PantherNOW Editorial Board
When you log onto LinkedIn nowadays, you’re flooded by thousands of job postings. Unfortunately, even if you apply to every single one of them, the chance you’ll be offered an interview is scant at best.
Following that logic, the chance of actually finding a job is even thinner. It’s become a fact of life now that it is nigh-impossible for recent graduates to find jobs.
This isn’t just anecdotal frustration. The entry-level job market has quietly hollowed out following the post-COVID hiring boom. Only 30% of graduates have been able to secure work in their field post-graduation.
Roles labeled “junior” or “associate” now ask for years of experience; not to mention algorithms decide now whether a resume is even seen, let alone read by a human being.
Less-overtly vocational roles such as the humanities have seen the greatest hits to employment. These roles often lack clear pipelines into stable employment, making an already narrow, generalist path even more difficult to navigate.
Mass applications by job seekers using AI to spam their resumes doesn’t help either.
Candidates increasingly use AI tools to flood postings with resumes, further diluting the applicant pool and intensifying competition as demand continues to shrink while supply only goes up.
While Handshake and other platforms are useful vectors for employment on paper, they often contain expired or filled job posts, leaving students wondering what’s even the point.

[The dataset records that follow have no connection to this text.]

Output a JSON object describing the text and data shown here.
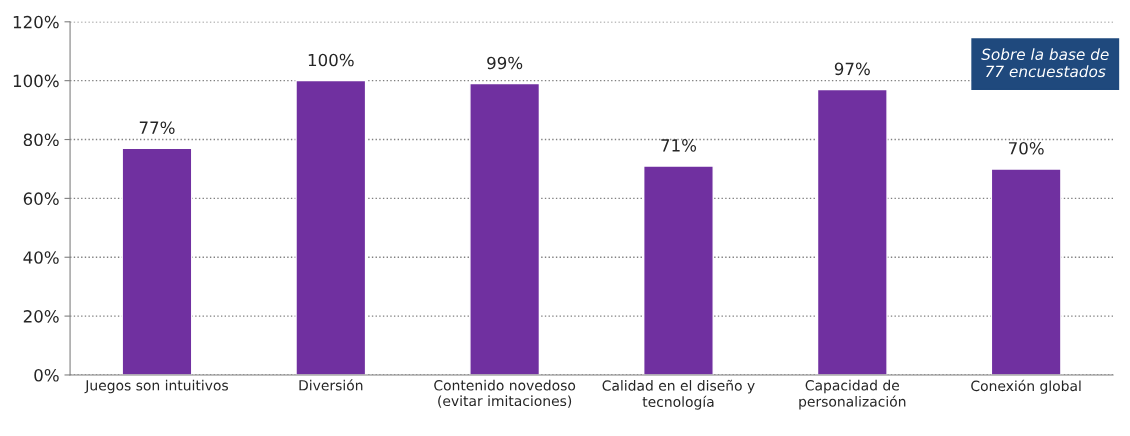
{
  "chart_data": {
    "type": "bar",
    "categories": [
      "Juegos son intuitivos",
      "Diversión",
      "Contenido novedoso (evitar imitaciones)",
      "Calidad en el diseño y tecnología",
      "Capacidad de personalización",
      "Conexión global"
    ],
    "values": [
      77,
      100,
      99,
      71,
      97,
      70
    ],
    "value_labels": [
      "77%",
      "100%",
      "99%",
      "71%",
      "97%",
      "70%"
    ],
    "color": "#7030a0",
    "ylim": [
      0,
      120
    ],
    "yticks": [
      {
        "value": 0,
        "label": "0%"
      },
      {
        "value": 20,
        "label": "20%"
      },
      {
        "value": 40,
        "label": "40%"
      },
      {
        "value": 60,
        "label": "60%"
      },
      {
        "value": 80,
        "label": "80%"
      },
      {
        "value": 100,
        "label": "100%"
      },
      {
        "value": 120,
        "label": "120%"
      }
    ],
    "grid": "y",
    "annotations": [
      "Sobre la base de 77 encuestados"
    ]
  }
}
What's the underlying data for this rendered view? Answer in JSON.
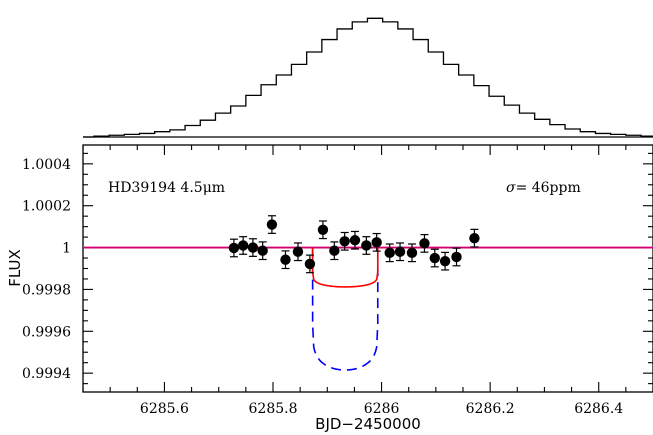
{
  "chart_data": [
    {
      "type": "histogram",
      "title": "",
      "values": [
        1,
        2,
        3,
        4,
        6,
        8,
        13,
        19,
        27,
        35,
        47,
        59,
        70,
        82,
        96,
        110,
        122,
        130,
        134,
        130,
        122,
        110,
        96,
        82,
        70,
        58,
        46,
        36,
        27,
        20,
        14,
        9,
        6,
        4,
        3,
        2,
        1
      ],
      "x_start": 6285.47,
      "bin_width": 0.028,
      "ylim": [
        0,
        140
      ]
    },
    {
      "type": "scatter",
      "xlabel": "BJD−2450000",
      "ylabel": "FLUX",
      "xlim": [
        6285.45,
        6286.5
      ],
      "ylim": [
        0.99931,
        1.00049
      ],
      "xticks": [
        6285.6,
        6285.8,
        6286,
        6286.2,
        6286.4
      ],
      "xtick_labels": [
        "6285.6",
        "6285.8",
        "6286",
        "6286.2",
        "6286.4"
      ],
      "yticks": [
        0.9994,
        0.9996,
        0.9998,
        1,
        1.0002,
        1.0004
      ],
      "ytick_labels": [
        "0.9994",
        "0.9996",
        "0.9998",
        "1",
        "1.0002",
        "1.0004"
      ],
      "annotation_left": {
        "label": "HD39194 4.5",
        "unit": "μm"
      },
      "annotation_right": {
        "symbol": "σ",
        "text": "= 46ppm"
      },
      "points": [
        {
          "x": 6285.728,
          "y": 0.999998,
          "err": 4.2e-05
        },
        {
          "x": 6285.745,
          "y": 1.00001,
          "err": 4.2e-05
        },
        {
          "x": 6285.763,
          "y": 1.0,
          "err": 4.2e-05
        },
        {
          "x": 6285.781,
          "y": 0.999985,
          "err": 4.2e-05
        },
        {
          "x": 6285.798,
          "y": 1.00011,
          "err": 4.2e-05
        },
        {
          "x": 6285.823,
          "y": 0.999942,
          "err": 4.2e-05
        },
        {
          "x": 6285.846,
          "y": 0.99998,
          "err": 4.2e-05
        },
        {
          "x": 6285.868,
          "y": 0.999922,
          "err": 4.2e-05
        },
        {
          "x": 6285.892,
          "y": 1.000085,
          "err": 4.2e-05
        },
        {
          "x": 6285.913,
          "y": 0.999985,
          "err": 4.2e-05
        },
        {
          "x": 6285.932,
          "y": 1.00003,
          "err": 4.2e-05
        },
        {
          "x": 6285.951,
          "y": 1.000035,
          "err": 4.2e-05
        },
        {
          "x": 6285.972,
          "y": 1.00001,
          "err": 4.2e-05
        },
        {
          "x": 6285.991,
          "y": 1.000025,
          "err": 4.2e-05
        },
        {
          "x": 6286.015,
          "y": 0.999975,
          "err": 4.2e-05
        },
        {
          "x": 6286.034,
          "y": 0.99998,
          "err": 4.2e-05
        },
        {
          "x": 6286.056,
          "y": 0.999975,
          "err": 4.2e-05
        },
        {
          "x": 6286.079,
          "y": 1.00002,
          "err": 4.2e-05
        },
        {
          "x": 6286.098,
          "y": 0.99995,
          "err": 4.2e-05
        },
        {
          "x": 6286.117,
          "y": 0.999935,
          "err": 4.2e-05
        },
        {
          "x": 6286.138,
          "y": 0.999955,
          "err": 4.2e-05
        },
        {
          "x": 6286.171,
          "y": 1.000045,
          "err": 4.2e-05
        }
      ],
      "baseline": {
        "y": 1.0,
        "color": "#d0006f"
      },
      "model_red": {
        "color": "#ff0000",
        "t1": 6285.873,
        "t2": 6285.993,
        "depth": 0.000188,
        "edge": 0.0055
      },
      "model_blue": {
        "color": "#0000ff",
        "t1": 6285.873,
        "t2": 6285.993,
        "depth": 0.000585,
        "edge": 0.0055
      }
    }
  ]
}
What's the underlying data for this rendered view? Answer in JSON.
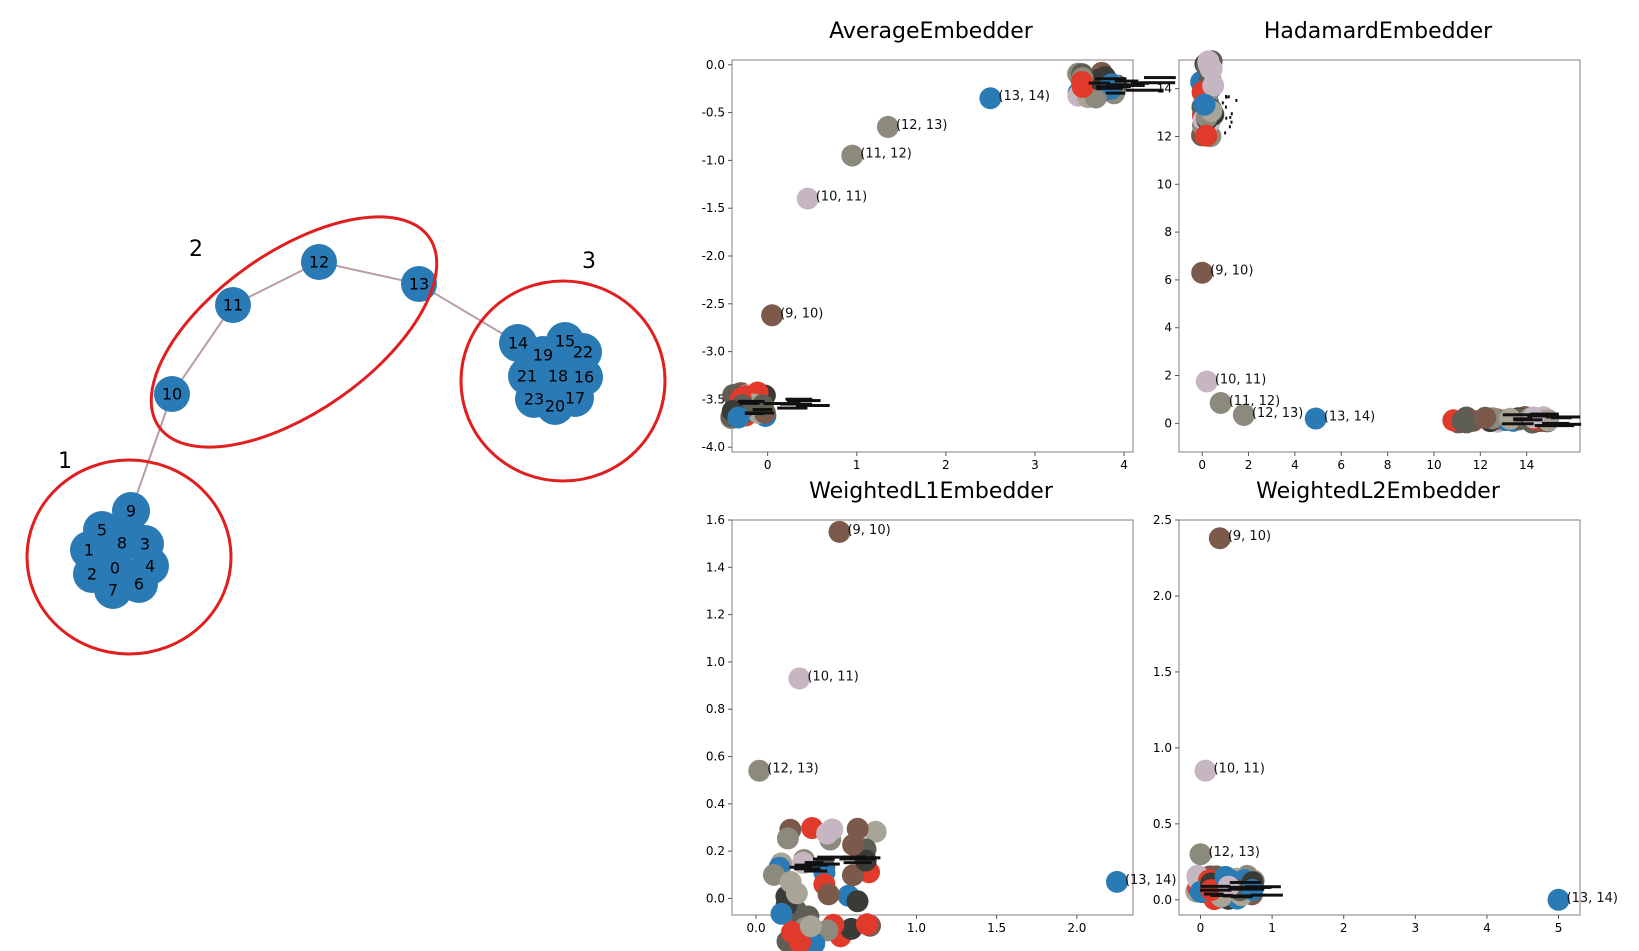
{
  "graph": {
    "edge_color": "#b89ca6",
    "node_color": "#2a7ab5",
    "cluster_color": "#e02020",
    "clusters": [
      {
        "label": "1",
        "members": [
          "9",
          "5",
          "1",
          "8",
          "3",
          "2",
          "0",
          "4",
          "7",
          "6"
        ]
      },
      {
        "label": "2",
        "members": [
          "10",
          "11",
          "12",
          "13"
        ]
      },
      {
        "label": "3",
        "members": [
          "14",
          "15",
          "19",
          "22",
          "21",
          "18",
          "16",
          "23",
          "20",
          "17"
        ]
      }
    ],
    "nodes": [
      "0",
      "1",
      "2",
      "3",
      "4",
      "5",
      "6",
      "7",
      "8",
      "9",
      "10",
      "11",
      "12",
      "13",
      "14",
      "15",
      "16",
      "17",
      "18",
      "19",
      "20",
      "21",
      "22",
      "23"
    ]
  },
  "chart_data": [
    {
      "type": "scatter",
      "title": "AverageEmbedder",
      "xlim": [
        -0.4,
        4.1
      ],
      "ylim": [
        -4.05,
        0.05
      ],
      "xticks": [
        "0",
        "1",
        "2",
        "3",
        "4"
      ],
      "yticks": [
        "0.0",
        "-0.5",
        "-1.0",
        "-1.5",
        "-2.0",
        "-2.5",
        "-3.0",
        "-3.5",
        "-4.0"
      ],
      "labeled_points": [
        {
          "label": "(13, 14)",
          "x": 2.5,
          "y": -0.35,
          "color": "#2a7ab5"
        },
        {
          "label": "(12, 13)",
          "x": 1.35,
          "y": -0.65,
          "color": "#8c8a7c"
        },
        {
          "label": "(11, 12)",
          "x": 0.95,
          "y": -0.95,
          "color": "#8c8a7c"
        },
        {
          "label": "(10, 11)",
          "x": 0.45,
          "y": -1.4,
          "color": "#c5b6c2"
        },
        {
          "label": "(9, 10)",
          "x": 0.05,
          "y": -2.62,
          "color": "#7b5a4c"
        }
      ],
      "clusters": [
        {
          "x": -0.2,
          "y": -3.55,
          "count": 28
        },
        {
          "x": 3.7,
          "y": -0.2,
          "count": 28
        }
      ]
    },
    {
      "type": "scatter",
      "title": "HadamardEmbedder",
      "xlim": [
        -1.0,
        16.3
      ],
      "ylim": [
        -1.2,
        15.2
      ],
      "xticks": [
        "0",
        "2",
        "4",
        "6",
        "8",
        "10",
        "12",
        "14"
      ],
      "yticks": [
        "0",
        "2",
        "4",
        "6",
        "8",
        "10",
        "12",
        "14"
      ],
      "labeled_points": [
        {
          "label": "(9, 10)",
          "x": 0.0,
          "y": 6.3,
          "color": "#7b5a4c"
        },
        {
          "label": "(10, 11)",
          "x": 0.2,
          "y": 1.75,
          "color": "#c5b6c2"
        },
        {
          "label": "(11, 12)",
          "x": 0.8,
          "y": 0.85,
          "color": "#8c8a7c"
        },
        {
          "label": "(12, 13)",
          "x": 1.8,
          "y": 0.35,
          "color": "#8c8a7c"
        },
        {
          "label": "(13, 14)",
          "x": 4.9,
          "y": 0.2,
          "color": "#2a7ab5"
        }
      ],
      "clusters": [
        {
          "x": 0.1,
          "y": 13.3,
          "count": 30
        },
        {
          "x": 13.2,
          "y": 0.15,
          "count": 30
        }
      ]
    },
    {
      "type": "scatter",
      "title": "WeightedL1Embedder",
      "xlim": [
        -0.15,
        2.35
      ],
      "ylim": [
        -0.07,
        1.6
      ],
      "xticks": [
        "0.0",
        "0.5",
        "1.0",
        "1.5",
        "2.0"
      ],
      "yticks": [
        "0.0",
        "0.2",
        "0.4",
        "0.6",
        "0.8",
        "1.0",
        "1.2",
        "1.4",
        "1.6"
      ],
      "labeled_points": [
        {
          "label": "(9, 10)",
          "x": 0.52,
          "y": 1.55,
          "color": "#7b5a4c"
        },
        {
          "label": "(10, 11)",
          "x": 0.27,
          "y": 0.93,
          "color": "#c5b6c2"
        },
        {
          "label": "(12, 13)",
          "x": 0.02,
          "y": 0.54,
          "color": "#8c8a7c"
        },
        {
          "label": "(13, 14)",
          "x": 2.25,
          "y": 0.07,
          "color": "#2a7ab5"
        }
      ],
      "clusters": [
        {
          "x": 0.25,
          "y": 0.15,
          "count": 45
        }
      ]
    },
    {
      "type": "scatter",
      "title": "WeightedL2Embedder",
      "xlim": [
        -0.3,
        5.3
      ],
      "ylim": [
        -0.1,
        2.5
      ],
      "xticks": [
        "0",
        "1",
        "2",
        "3",
        "4",
        "5"
      ],
      "yticks": [
        "0.0",
        "0.5",
        "1.0",
        "1.5",
        "2.0",
        "2.5"
      ],
      "labeled_points": [
        {
          "label": "(9, 10)",
          "x": 0.27,
          "y": 2.38,
          "color": "#7b5a4c"
        },
        {
          "label": "(10, 11)",
          "x": 0.07,
          "y": 0.85,
          "color": "#c5b6c2"
        },
        {
          "label": "(12, 13)",
          "x": 0.0,
          "y": 0.3,
          "color": "#8c8a7c"
        },
        {
          "label": "(13, 14)",
          "x": 5.0,
          "y": 0.0,
          "color": "#2a7ab5"
        }
      ],
      "clusters": [
        {
          "x": 0.1,
          "y": 0.08,
          "count": 40
        }
      ]
    }
  ]
}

As a result, connections and referrals have become the most salient methods to find roles.
Without internships or a robust network of 500+ connections on LinkedIn, breaking into the labor market can feel like an uphill battle most of if not all the time.
As students, we need to push for better preparation on campus. Chiefly, staying realistic about our chances as young professionals and pushing for universities to streamline the hiring process with more specialized job fairs and campus-exclusive recruitment pipelines.
Otherwise, the alternative is hundreds of graduates every semester wondering when their lives are going to begin.